NiSe2 nanoparticles modified ZnIn2S4 microspheres for boosting photocatalytic hydrogen evolution under visible light irradiation

A well-designed composite based on semiconductor materials can effectively reduce the recombination of photo-generated carriers in photocatalysts by establishing efficient charge transfer channels, which enhances the activity of photocatalytic hydrogen evolution for water splitting. Herein, a ZnIn 2 S 4 /NiSe 2 composite with NiSe 2 nanoparticles tightly anchored on the nanosheets-assembled microspheres ZnIn 2 S 4 was elaborated and successfully synthesized by a hot-injection method followed by a successive solvothermal method. The synergistic effects and close contact interface between ZnIn 2 S 4 and NiSe 2 facilitated charge migration. Under visible light irradiation, the optimal ratio of ZnIn 2 S 4 /NiSe 2 composite achieved an outstanding hydrogen evolution rate of 3060 µmol g −1  h −1 (nearly 12.6 times of unmodified ZnIn 2 S 4 ) and exhibited superior stability (no apparent decrease within 20 h) in the presence of a sacrificial agent (triethanolamine).
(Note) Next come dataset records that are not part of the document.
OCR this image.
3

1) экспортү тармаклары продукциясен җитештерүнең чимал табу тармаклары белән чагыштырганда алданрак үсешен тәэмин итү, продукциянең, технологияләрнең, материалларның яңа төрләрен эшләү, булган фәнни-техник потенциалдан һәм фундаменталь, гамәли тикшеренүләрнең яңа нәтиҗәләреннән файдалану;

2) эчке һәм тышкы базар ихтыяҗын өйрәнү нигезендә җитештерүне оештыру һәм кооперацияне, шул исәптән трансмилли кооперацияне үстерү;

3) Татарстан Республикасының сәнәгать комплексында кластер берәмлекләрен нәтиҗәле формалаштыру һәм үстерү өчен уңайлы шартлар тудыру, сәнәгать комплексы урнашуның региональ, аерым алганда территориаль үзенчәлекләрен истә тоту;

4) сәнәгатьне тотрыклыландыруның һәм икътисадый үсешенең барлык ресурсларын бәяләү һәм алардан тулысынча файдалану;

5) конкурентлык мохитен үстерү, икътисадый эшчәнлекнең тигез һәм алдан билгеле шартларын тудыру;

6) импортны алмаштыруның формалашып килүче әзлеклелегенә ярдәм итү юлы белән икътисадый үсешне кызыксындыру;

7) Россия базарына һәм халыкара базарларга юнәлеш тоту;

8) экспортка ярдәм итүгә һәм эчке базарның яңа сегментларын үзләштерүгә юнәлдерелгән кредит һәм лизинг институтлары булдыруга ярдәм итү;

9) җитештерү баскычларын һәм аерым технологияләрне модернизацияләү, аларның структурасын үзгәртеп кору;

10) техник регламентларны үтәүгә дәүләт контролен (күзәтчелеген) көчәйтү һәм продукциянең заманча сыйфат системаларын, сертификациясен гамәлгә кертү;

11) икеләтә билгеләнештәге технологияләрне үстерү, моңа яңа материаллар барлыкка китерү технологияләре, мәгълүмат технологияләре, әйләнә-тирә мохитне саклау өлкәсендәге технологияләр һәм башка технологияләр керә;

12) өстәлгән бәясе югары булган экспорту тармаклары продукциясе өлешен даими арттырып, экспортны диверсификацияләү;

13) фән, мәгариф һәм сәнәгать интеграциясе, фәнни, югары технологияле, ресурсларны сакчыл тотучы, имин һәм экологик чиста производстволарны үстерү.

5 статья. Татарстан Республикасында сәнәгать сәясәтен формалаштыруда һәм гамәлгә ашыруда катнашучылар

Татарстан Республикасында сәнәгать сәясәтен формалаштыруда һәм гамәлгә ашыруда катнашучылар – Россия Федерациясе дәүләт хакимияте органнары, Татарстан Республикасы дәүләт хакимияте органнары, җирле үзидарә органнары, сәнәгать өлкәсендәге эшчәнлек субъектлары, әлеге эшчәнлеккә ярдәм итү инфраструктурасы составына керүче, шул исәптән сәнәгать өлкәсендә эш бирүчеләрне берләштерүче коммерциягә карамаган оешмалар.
Additionally, various characterizations revealed that the recombination of photo-generated carriers was effectively suppressed, visible-light absorption was significantly enhanced, and interface charge transfer was accelerated, thus endowing the ZnIn 2 S 4 /NiSe 2 composite with superior photocatalytic activity . This research provides illuminating insights into using the non-noble metal-based catalyst NiSe 2 as an effective co-catalyst, significantly improving photocatalytic performance and holding great potential in alleviating energy shortages and environmental pollution problems.